Bisa kurasakan pipi kananku yang panas akibat tamparan Cinta. Tapi aku membiarkannya.

"Bacot doang kerjaan lo dari awal kenal gue! Gue udah sering denger hal-hal kayak gitu. Jadi nggak perlu lo omongin lagi, gue udah paham!" Mata Cinta berkilat marah. "Lo itu baru kenal gue kurang dari sebulan! Jadi jangan sok tau apa pun tentang hidup gue!"

Dia lalu berlari ke luar. Entah aku harus mengerjarnya atau tidak. Awalnya aku tidak ingin mengerjarnya, memangnya apa yang aku harapkan dari cewek itu? Tapi setelah menyadarinya ... Cinta menangis. Hal yang tidak pernah dia lakukan sejak aku mengenalnya. Jadi dengan perasaan bersalah, aku langsung mengejarnya.

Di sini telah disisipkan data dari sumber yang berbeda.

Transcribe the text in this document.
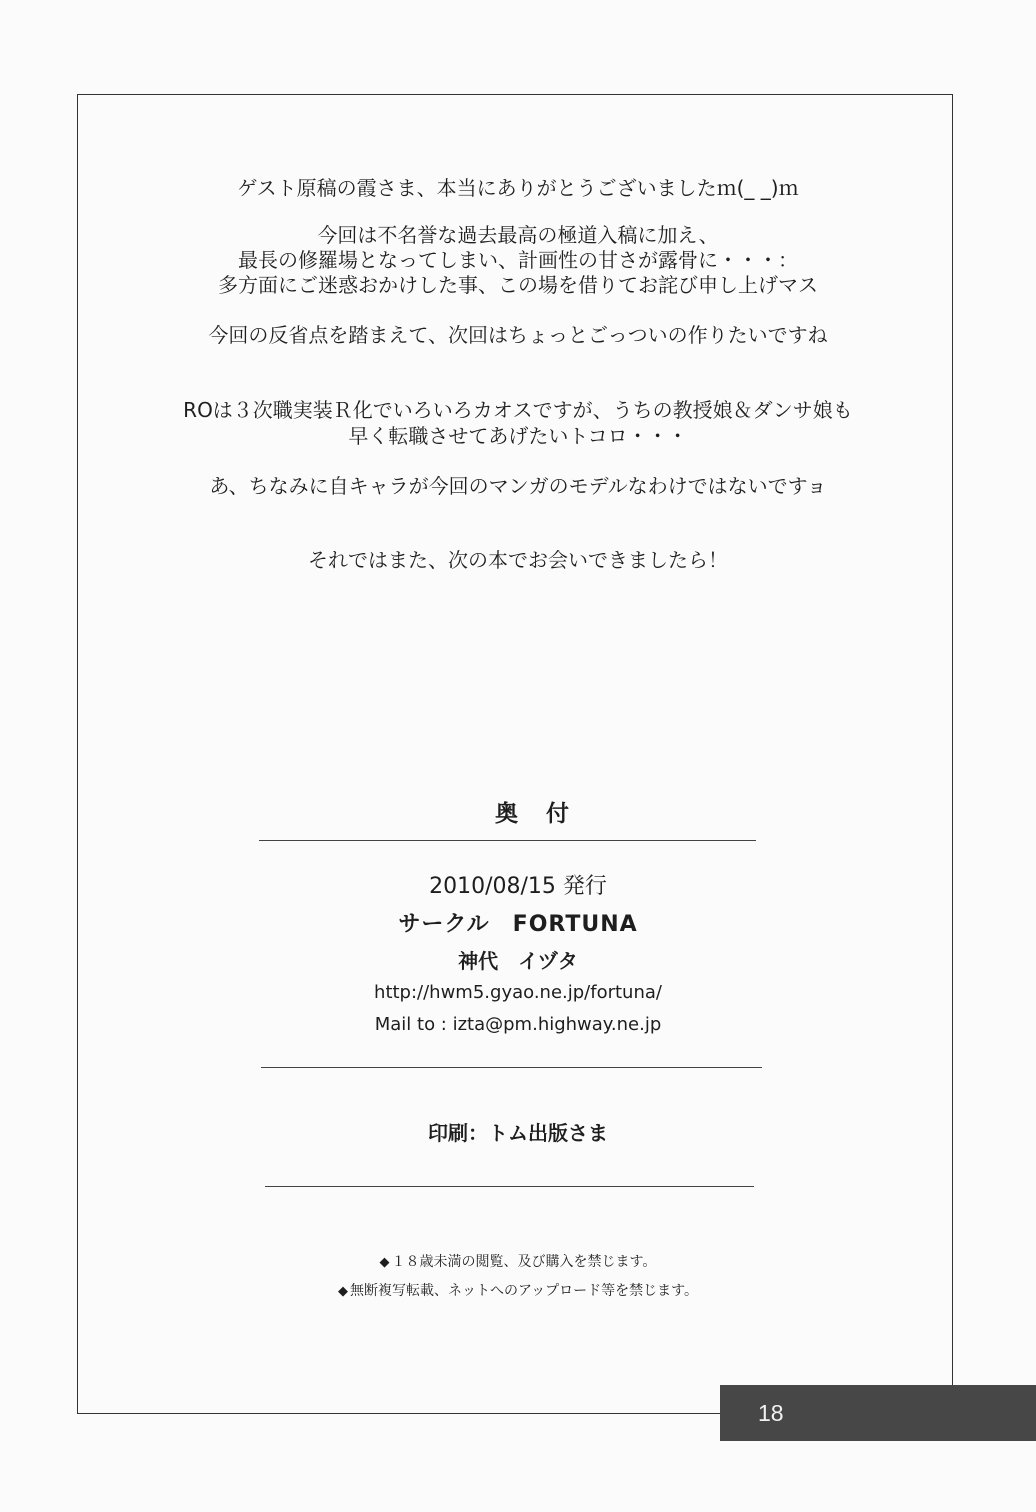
ゲスト原稿の霞さま、本当にありがとうございましたｍ(_ _)ｍ
今回は不名誉な過去最高の極道入稿に加え、
最長の修羅場となってしまい、計画性の甘さが露骨に・・・：
多方面にご迷惑おかけした事、この場を借りてお詫び申し上げマス
今回の反省点を踏まえて、次回はちょっとごっついの作りたいですね
ROは３次職実装Ｒ化でいろいろカオスですが、うちの教授娘＆ダンサ娘も
早く転職させてあげたいトコロ・・・
あ、ちなみに自キャラが今回のマンガのモデルなわけではないですョ
それではまた、次の本でお会いできましたら！
奥付
2010/08/15 発行
サークル　FORTUNA
神代　イヅタ
http://hwm5.gyao.ne.jp/fortuna/
Mail to : izta@pm.highway.ne.jp
印刷：トム出版さま
◆ １８歳未満の閲覧、及び購入を禁じます。
◆ 無断複写転載、ネットへのアップロード等を禁じます。
18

"Cinta!" Dia tetap berlari di depanku. Rambutnya yang dikuncir asal-asalan semakin terlihat berantakan. "Cinta, denger dulu!"

Dia berbalik setelah aku berhasil menggapai tangannya. Dia berkata sambil mengelap sisa-sisa air matanya. "Apa? Belom cukup ngehina guenya?"

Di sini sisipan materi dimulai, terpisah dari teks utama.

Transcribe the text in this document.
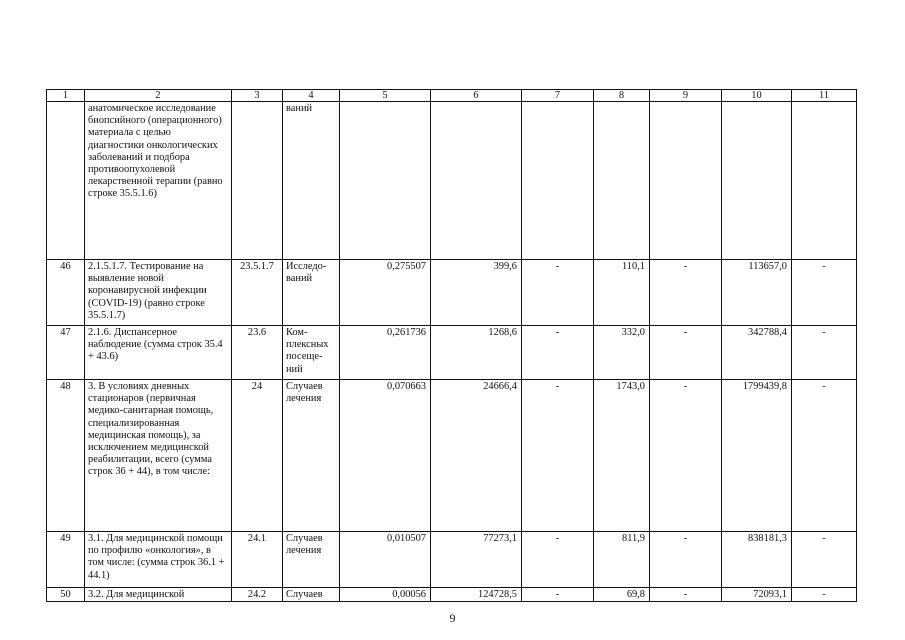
1	2	3	4	5	6	7	8	9	10	11
	анатомическое исследование биопсийного (операционного) материала с целью диагностики онкологических заболеваний и подбора противоопухолевой лекарственной терапии (равно строке 35.5.1.6)		ваний							
46	2.1.5.1.7. Тестирование на выявление новой коронавирусной инфекции (COVID-19) (равно строке 35.5.1.7)	23.5.1.7	Исследо-ваний	0,275507	399,6	-	110,1	-	113657,0	-
47	2.1.6. Диспансерное наблюдение (сумма строк 35.4 + 43.6)	23.6	Ком-плексных посеще-ний	0,261736	1268,6	-	332,0	-	342788,4	-
48	3. В условиях дневных стационаров (первичная медико-санитарная помощь, специализированная медицинская помощь), за исключением медицинской реабилитации, всего (сумма строк 36 + 44), в том числе:	24	Случаев лечения	0,070663	24666,4	-	1743,0	-	1799439,8	-
49	3.1. Для медицинской помощи по профилю «онкология», в том числе: (сумма строк 36.1 + 44.1)	24.1	Случаев лечения	0,010507	77273,1	-	811,9	-	838181,3	-
50	3.2. Для медицинской	24.2	Случаев	0,00056	124728,5	-	69,8	-	72093,1	-
9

"Denger gue." Cinta langsung menatapku tajam. "Kalo lo perlu duit, lo tinggal bilang ke gue. Ya?"

"Mulai sekarang mending lo berhenti deh bilang hal-hal sok baik kayak gitu." Dia berkata dengan suara parau. "Gue nggak butuh omong kosong!"

"Omong kosong apanya?"

"Adek gue kecelakaan tadi pagi," katanya getir. "Tapi lo di mana? Gue udah coba nelponin lo terus-terusan kayak orang kesurupan. Tapi lo dimana?! Ha?!"

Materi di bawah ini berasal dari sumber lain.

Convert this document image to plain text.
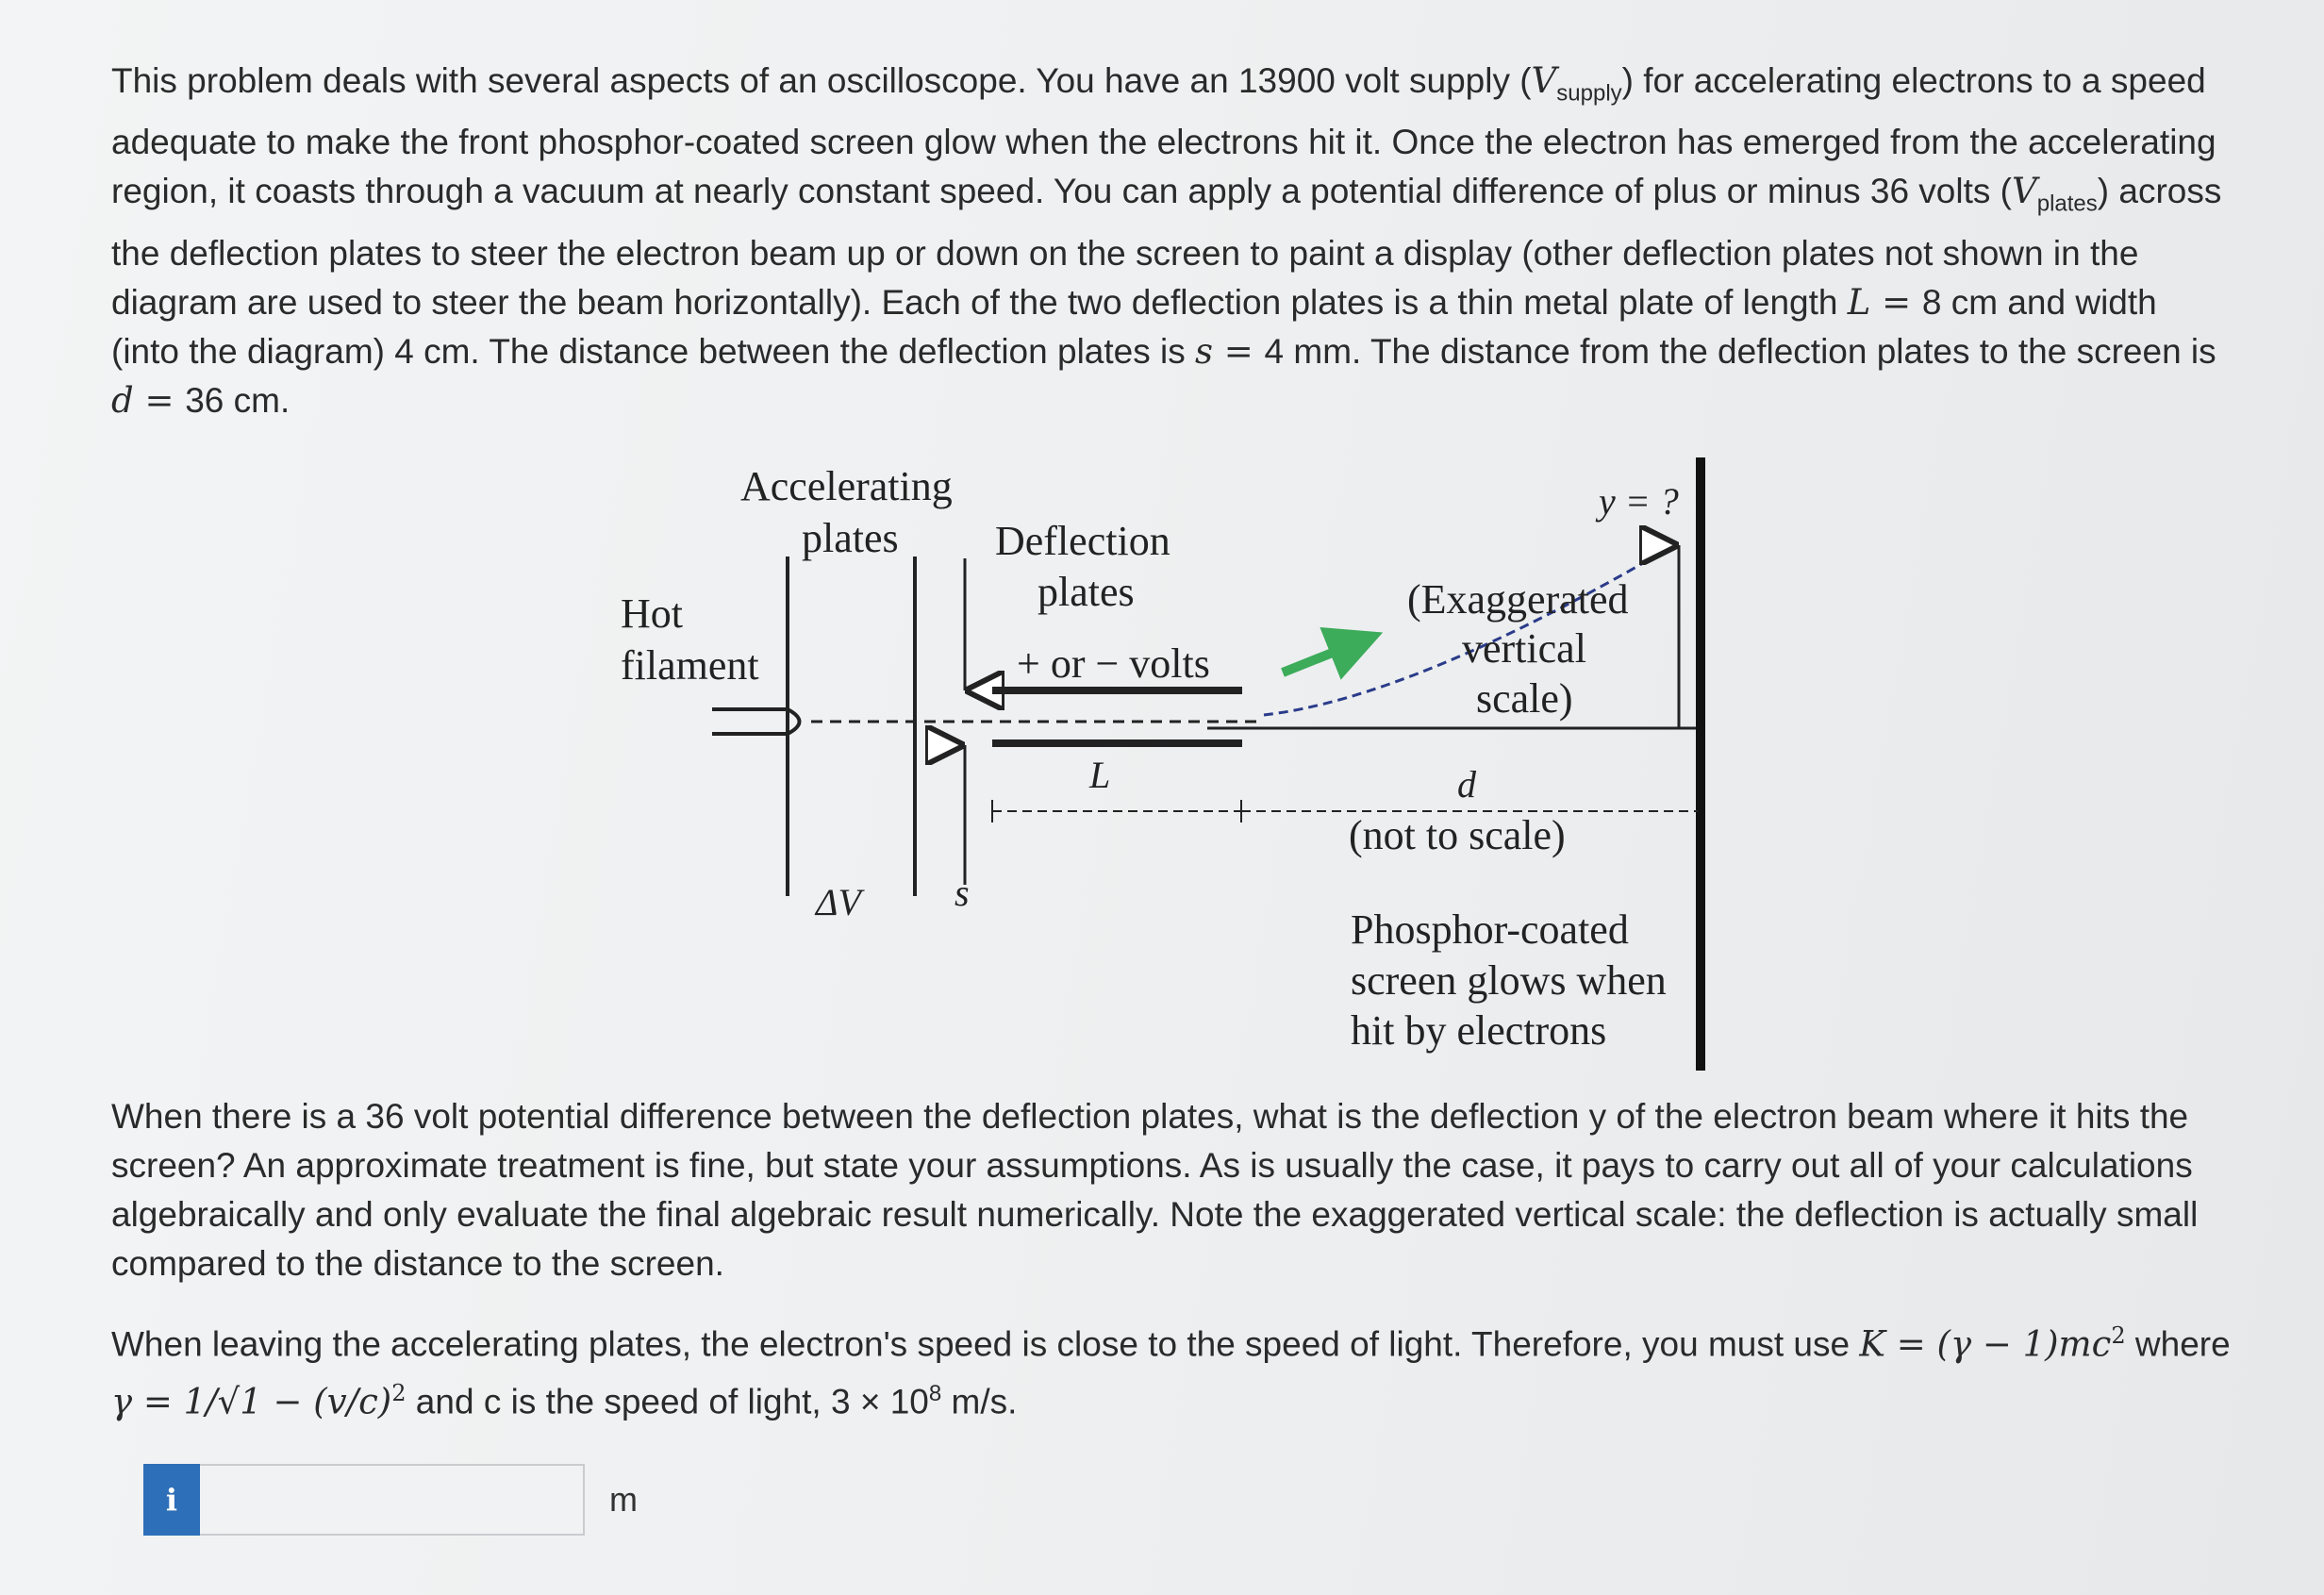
This problem deals with several aspects of an oscilloscope. You have an 13900 volt supply $(V_{supply})$ for accelerating electrons to a speed adequate to make the front phosphor-coated screen glow when the electrons hit it. Once the electron has emerged from the accelerating region, it coasts through a vacuum at nearly constant speed. You can apply a potential difference of plus or minus 36 volts $(V_{plates})$ across the deflection plates to steer the electron beam up or down on the screen to paint a display (other deflection plates not shown in the diagram are used to steer the beam horizontally). Each of the two deflection plates is a thin metal plate of length L = 8 cm and width (into the diagram) 4 cm. The distance between the deflection plates is s = 4 mm. The distance from the deflection plates to the screen is d = 36 cm.

Accelerating
plates Deflection
plates
Hot
filament	+ or − volts
y = ?
(Exaggerated
vertical
scale)
L	d
(not to scale)
ΔV s
Phosphor-coated
screen glows when
hit by electrons

When there is a 36 volt potential difference between the deflection plates, what is the deflection y of the electron beam where it hits the screen? An approximate treatment is fine, but state your assumptions. As is usually the case, it pays to carry out all of your calculations algebraically and only evaluate the final algebraic result numerically. Note the exaggerated vertical scale: the deflection is actually small compared to the distance to the screen.

When leaving the accelerating plates, the electron's speed is close to the speed of light. Therefore, you must use $K = (\gamma - 1)mc^2$ where $\gamma = 1/√1 - (v/c)^2$ and c is the speed of light, $3 \times 10^8$ m/s.

i	m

Rasanya seperti ada sesuatu yang langsung meremas-remas hatiku. Membuatnya langsung diterpa rasa bersalah yang tak mau hilang. Aku menyesal telah memarahinya. Aku menyesal telah membentaknya. Aku menyesal tidak mendengarkan penjelasannya. Aku ... menyesal tidak bisa ada untuknya.

"Gue ... sorry."

"Nggak apa-apa." Aku benci mendengarnya berkata seperti itu. "Gue udah sering dikecewain."

Aku menelan ludah dengan susah payah "Terus adek lo gimana?"

"Udah di rumah." Aku menghembuskan napas lega. Dia lalu berkata setengah menyindir, "Udah ditanganin Dokter pake duit hasil nyopet."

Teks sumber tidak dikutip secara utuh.